Web lists-archives.com

[RFC PATCH] checkout: Force matching mtime between files

Currently git does not control mtimes of files being checked out.  This
means that the only assumption you could make is that all files created
or modified within a single checkout action will have mtime between
start time and end time of this checkout.  The relations between mtimes
of different files depend on the order in which they are checked out,
filesystem speed and timestamp precision.

Git repositories sometimes contain both generated and respective source
files.  For example, the Gentoo 'user syncing' repository combines
source ebuild files with generated metadata cache for user convenience.
Ideally, the 'git checkout' would be fast enough that (combined with low
timestamp precision) all files created or modified within a single
checkout would have matching timestamp.  However, in reality the cache
files may end up being wrongly 'older' than source file, requiring
unnecessary recheck.

The opposite problem (cache files not being regenerated when they should
have been) might also occur.  However, it could not be solved without
preserving timestamps, therefore it is out of scope of this change.

In order to avoid unnecessary cache mismatches, force a matching mtime
between all files created by a single checkout action.  This seems to be
the best course of action.  Matching mtimes do not trigger cache
updates.  They also match the concept of 'checkout' being an atomic
action.  Finally, this change does not break backwards compatibility
as the new result is a subset of the possible previous results.

For example, let's say that 'git checkout' creates two files in order,
with respective timestamps T1 and T2.  Before this patch, T1 <= T2.
After this patch, T1 == T2 which also satisfies T1 <= T2.

A similar problem was previously being addressed via git-restore-mtime
tool.  However, that solution is unnecessarily complex for Gentoo's use
case and does not seem to be suitable for 'seamless' integration.

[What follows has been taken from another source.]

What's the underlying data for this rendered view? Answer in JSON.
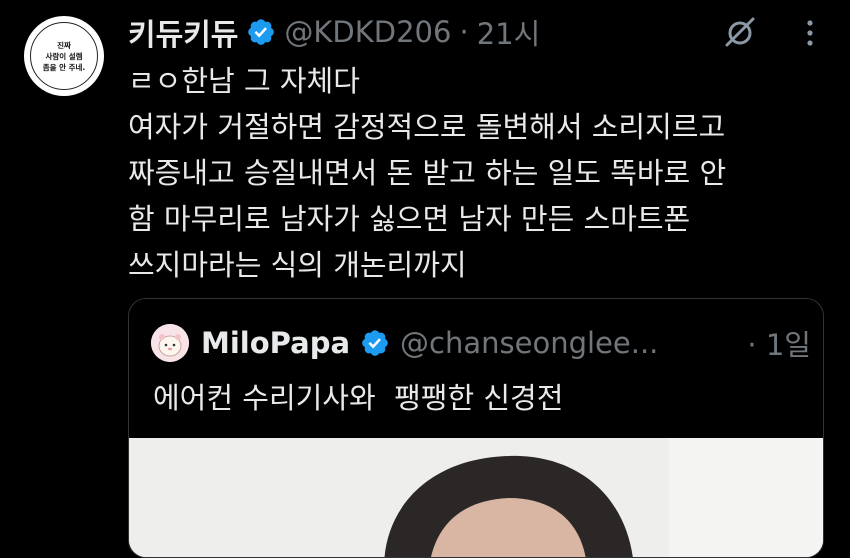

The patch integrates mtime forcing via adding an additional member of
'struct checkout'.  This seemed the simplest way of adding it without
having to modify prototypes and adjust multiple call sites.  The member
is set to the current time in check_updates() function and is afterwards
enforced by checkout_entry().

The patch uses utime() rather than futimes() as that seems to be
the function used everywhere else in git and provided some MinGW
compatibility code.

Signed-off-by: Michał Górny <mgorny@xxxxxxxxxx>
 cache.h        |  1 +
 entry.c        | 12 +++++++++++-
 unpack-trees.c |  1 +
 3 files changed, 13 insertions(+), 1 deletion(-)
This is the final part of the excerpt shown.